Search MVP default search method with IDN data

RDFLib / prez

Prez is a data-configurable Linked Data API framework that delivers profiles of Knowledge Graph data according to the Content Negotiation by Profile standard.

BSD 3-Clause "New" or "Revised" License

24 stars 10 forks source link

Search MVP default search method with IDN data #153

Open jamiefeiss opened 1 year ago

jamiefeiss commented 1 year ago

Testing the "default" regex search method takes over 30s against the IDN triplestore for the following query:

http://localhost:8000/search?term=open&method=default&limit=10&focus-to-filter[rdf:type]=http%3A%2F%2Fwww.w3.org%2F2004%2F02%2Fskos%2Fcore%23Concept&focus-to-filter[skos:inScheme]=https%3A%2F%2Flinked.data.gov.au%2Fdef%2Fdata-access-rights

PREFIX dcterms: <http://purl.org/dc/terms/>
    PREFIX rdfs: <http://www.w3.org/2000/01/rdf-schema#>
    PREFIX prez: <https://prez.dev/>
    CONSTRUCT {
    ?hashID a prez:SearchResult ;
        prez:searchResultWeight ?weight ;
        prez:searchResultPredicate ?predicate ;
        prez:searchResultMatch ?match ;
        prez:searchResultURI ?search_result_uri . 
        ?search_result_uri ?p ?o1 .

        ?o1 ?p2 ?o2 .
        ?o2 ?p3 ?o3 .     
}
    WHERE {
        { 
    SELECT ?search_result_uri ?predicate ?match ?weight ?hashID
    WHERE {
      ?search_result_uri ?predicate ?match .

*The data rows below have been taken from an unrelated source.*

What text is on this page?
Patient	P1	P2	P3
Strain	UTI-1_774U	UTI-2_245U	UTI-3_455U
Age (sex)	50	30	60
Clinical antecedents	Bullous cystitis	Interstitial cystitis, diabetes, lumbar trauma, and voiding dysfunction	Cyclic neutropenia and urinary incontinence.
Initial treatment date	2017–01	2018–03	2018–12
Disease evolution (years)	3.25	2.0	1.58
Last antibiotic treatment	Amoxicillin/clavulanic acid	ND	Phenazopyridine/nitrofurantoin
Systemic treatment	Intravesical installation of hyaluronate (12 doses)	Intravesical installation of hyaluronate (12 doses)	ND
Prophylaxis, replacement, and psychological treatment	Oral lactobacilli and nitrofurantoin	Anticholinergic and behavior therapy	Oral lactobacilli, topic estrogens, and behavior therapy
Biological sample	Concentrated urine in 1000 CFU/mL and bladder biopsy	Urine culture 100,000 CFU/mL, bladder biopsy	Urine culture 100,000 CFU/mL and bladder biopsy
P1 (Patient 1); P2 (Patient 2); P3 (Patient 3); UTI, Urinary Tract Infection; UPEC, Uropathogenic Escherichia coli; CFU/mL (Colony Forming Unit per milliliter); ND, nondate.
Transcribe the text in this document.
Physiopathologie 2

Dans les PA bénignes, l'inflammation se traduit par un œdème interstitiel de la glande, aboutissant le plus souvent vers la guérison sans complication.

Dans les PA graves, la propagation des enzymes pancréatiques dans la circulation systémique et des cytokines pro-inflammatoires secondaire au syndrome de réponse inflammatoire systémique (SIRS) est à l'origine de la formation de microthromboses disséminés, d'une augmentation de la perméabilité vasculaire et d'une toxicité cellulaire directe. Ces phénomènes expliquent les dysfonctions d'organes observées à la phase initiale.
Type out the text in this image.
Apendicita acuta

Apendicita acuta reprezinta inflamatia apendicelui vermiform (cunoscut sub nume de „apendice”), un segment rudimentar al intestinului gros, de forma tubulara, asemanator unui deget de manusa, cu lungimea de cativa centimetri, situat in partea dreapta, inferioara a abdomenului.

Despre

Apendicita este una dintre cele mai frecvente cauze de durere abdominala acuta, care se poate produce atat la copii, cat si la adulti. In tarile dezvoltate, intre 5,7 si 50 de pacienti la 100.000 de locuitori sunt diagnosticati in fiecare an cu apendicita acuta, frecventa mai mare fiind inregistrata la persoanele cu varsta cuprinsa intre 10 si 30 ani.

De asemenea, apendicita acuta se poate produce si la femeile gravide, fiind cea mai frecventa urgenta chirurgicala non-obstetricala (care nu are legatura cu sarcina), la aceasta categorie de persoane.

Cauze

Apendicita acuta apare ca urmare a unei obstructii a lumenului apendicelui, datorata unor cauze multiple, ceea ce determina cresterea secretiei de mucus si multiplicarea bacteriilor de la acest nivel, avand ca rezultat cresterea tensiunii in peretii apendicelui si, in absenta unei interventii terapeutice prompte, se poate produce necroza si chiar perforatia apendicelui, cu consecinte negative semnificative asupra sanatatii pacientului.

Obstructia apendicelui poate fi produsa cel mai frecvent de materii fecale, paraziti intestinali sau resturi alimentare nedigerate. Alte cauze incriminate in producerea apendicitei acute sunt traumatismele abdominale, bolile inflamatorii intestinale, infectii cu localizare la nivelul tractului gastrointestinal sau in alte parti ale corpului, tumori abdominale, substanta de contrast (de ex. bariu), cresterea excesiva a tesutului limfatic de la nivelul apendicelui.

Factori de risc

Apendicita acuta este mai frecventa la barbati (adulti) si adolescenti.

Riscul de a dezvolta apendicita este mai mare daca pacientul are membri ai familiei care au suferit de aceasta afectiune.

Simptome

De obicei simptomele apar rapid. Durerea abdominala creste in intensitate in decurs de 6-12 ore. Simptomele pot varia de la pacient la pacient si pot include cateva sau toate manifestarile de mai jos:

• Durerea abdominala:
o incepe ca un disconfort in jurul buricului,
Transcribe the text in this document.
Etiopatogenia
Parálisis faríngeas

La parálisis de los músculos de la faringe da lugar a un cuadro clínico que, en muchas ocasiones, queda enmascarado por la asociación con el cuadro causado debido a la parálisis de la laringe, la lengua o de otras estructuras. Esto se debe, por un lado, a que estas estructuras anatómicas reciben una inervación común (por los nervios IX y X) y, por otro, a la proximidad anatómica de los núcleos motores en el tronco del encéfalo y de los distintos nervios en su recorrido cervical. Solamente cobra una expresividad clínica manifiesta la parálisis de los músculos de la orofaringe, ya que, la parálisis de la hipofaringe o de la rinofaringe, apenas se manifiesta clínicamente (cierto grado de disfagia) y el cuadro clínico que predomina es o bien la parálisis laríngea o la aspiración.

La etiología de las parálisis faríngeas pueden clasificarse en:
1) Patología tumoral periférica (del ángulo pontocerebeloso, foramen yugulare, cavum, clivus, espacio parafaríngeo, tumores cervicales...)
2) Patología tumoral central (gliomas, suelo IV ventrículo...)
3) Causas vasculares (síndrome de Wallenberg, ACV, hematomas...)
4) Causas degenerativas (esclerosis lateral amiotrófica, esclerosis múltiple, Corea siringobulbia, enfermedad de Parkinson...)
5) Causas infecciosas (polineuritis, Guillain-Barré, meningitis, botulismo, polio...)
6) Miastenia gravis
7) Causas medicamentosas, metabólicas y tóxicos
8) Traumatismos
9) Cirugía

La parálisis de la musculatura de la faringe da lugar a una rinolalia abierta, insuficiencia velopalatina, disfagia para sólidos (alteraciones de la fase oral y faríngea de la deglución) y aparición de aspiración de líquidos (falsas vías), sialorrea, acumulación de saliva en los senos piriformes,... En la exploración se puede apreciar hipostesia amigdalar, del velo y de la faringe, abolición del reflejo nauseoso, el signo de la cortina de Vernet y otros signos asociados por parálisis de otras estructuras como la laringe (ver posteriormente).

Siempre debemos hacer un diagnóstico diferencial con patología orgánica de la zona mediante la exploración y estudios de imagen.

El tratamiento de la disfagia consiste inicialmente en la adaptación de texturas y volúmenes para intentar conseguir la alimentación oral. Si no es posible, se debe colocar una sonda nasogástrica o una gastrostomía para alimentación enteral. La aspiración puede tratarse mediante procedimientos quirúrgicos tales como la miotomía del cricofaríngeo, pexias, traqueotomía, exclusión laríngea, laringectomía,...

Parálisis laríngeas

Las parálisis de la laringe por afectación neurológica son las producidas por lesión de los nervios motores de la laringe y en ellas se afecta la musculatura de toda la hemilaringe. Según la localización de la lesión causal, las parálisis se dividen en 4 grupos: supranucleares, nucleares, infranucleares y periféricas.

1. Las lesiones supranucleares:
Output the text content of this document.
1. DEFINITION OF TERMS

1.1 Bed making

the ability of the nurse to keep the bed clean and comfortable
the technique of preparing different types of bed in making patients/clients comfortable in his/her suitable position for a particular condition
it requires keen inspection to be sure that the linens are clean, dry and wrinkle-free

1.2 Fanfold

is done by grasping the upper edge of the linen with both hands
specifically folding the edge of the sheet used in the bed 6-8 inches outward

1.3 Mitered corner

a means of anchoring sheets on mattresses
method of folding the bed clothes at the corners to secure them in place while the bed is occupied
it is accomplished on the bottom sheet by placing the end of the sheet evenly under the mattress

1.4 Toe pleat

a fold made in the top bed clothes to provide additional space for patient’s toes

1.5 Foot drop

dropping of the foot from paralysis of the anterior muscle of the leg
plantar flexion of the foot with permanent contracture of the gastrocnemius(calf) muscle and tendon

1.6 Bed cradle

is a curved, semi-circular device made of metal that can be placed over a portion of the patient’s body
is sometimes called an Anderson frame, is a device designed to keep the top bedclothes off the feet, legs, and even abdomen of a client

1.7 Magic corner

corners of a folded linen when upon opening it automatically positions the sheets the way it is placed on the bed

        ?search_result_uri <http://www.w3.org/1999/02/22-rdf-syntax-ns#type> <http://www.w3.org/2004/02/skos/core#Concept>.
?search_result_uri <http://www.w3.org/2004/02/skos/core#inScheme> <https://linked.data.gov.au/def/data-access-rights>.

      FILTER (
        LCASE(?match) = "open" ||
        REGEX(?match, "^open", "i") ||
        REGEX(?match, "\bopen\b", "i") ||
        REGEX(?match, "open", "i")
      )
      BIND(
        IF(LCASE(?match) = "open", 10,
          IF(REGEX(?match, "^open", "i"), 7,
            IF(REGEX(?match, "\bopen\b", "i"), 5,
              IF(REGEX(?match, "open", "i"), 3, 0)
            )
          )
        ) AS ?weight
      )
    BIND(URI(CONCAT("urn:hash:", SHA256(CONCAT(STR(?search_result_uri), STR(?predicate), STR(?match), STR(?weight))))) AS ?hashID)
    }
    LIMIT 10
         }
        {
            ?search_result_uri ?p ?o1 . 

                                        OPTIONAL {
                FILTER(ISBLANK(?o1))
                ?o1 ?p2 ?o2 .
                OPTIONAL {
                        FILTER(ISBLANK(?o2))
                        ?o2 ?p3 ?o3 .
                }
        }        }

        UNION {
                    }
    }

jamiefeiss commented 1 year ago

Testing with just the inner SELECT query now, the main issue seems to be that this query searches across all triples. Also, this weighted regex is significantly faster (0.035s vs 29.189s in Fuseki) if we implement something similar to the "skosWeighted" search method - https://github.com/RDFLib/prez/blob/main/prez/reference_data/search_methods/search_skos_weighted.ttl . See below:

SELECT ?search_result_uri ?predicate ?match (SUM(?w) AS ?weight) ?hashID
WHERE {
    ?search_result_uri ?predicate ?match .
    ?search_result_uri <http://www.w3.org/1999/02/22-rdf-syntax-ns#type> <http://www.w3.org/2004/02/skos/core#Concept> .
    ?search_result_uri <http://www.w3.org/2004/02/skos/core#inScheme> <https://linked.data.gov.au/def/data-access-rights> .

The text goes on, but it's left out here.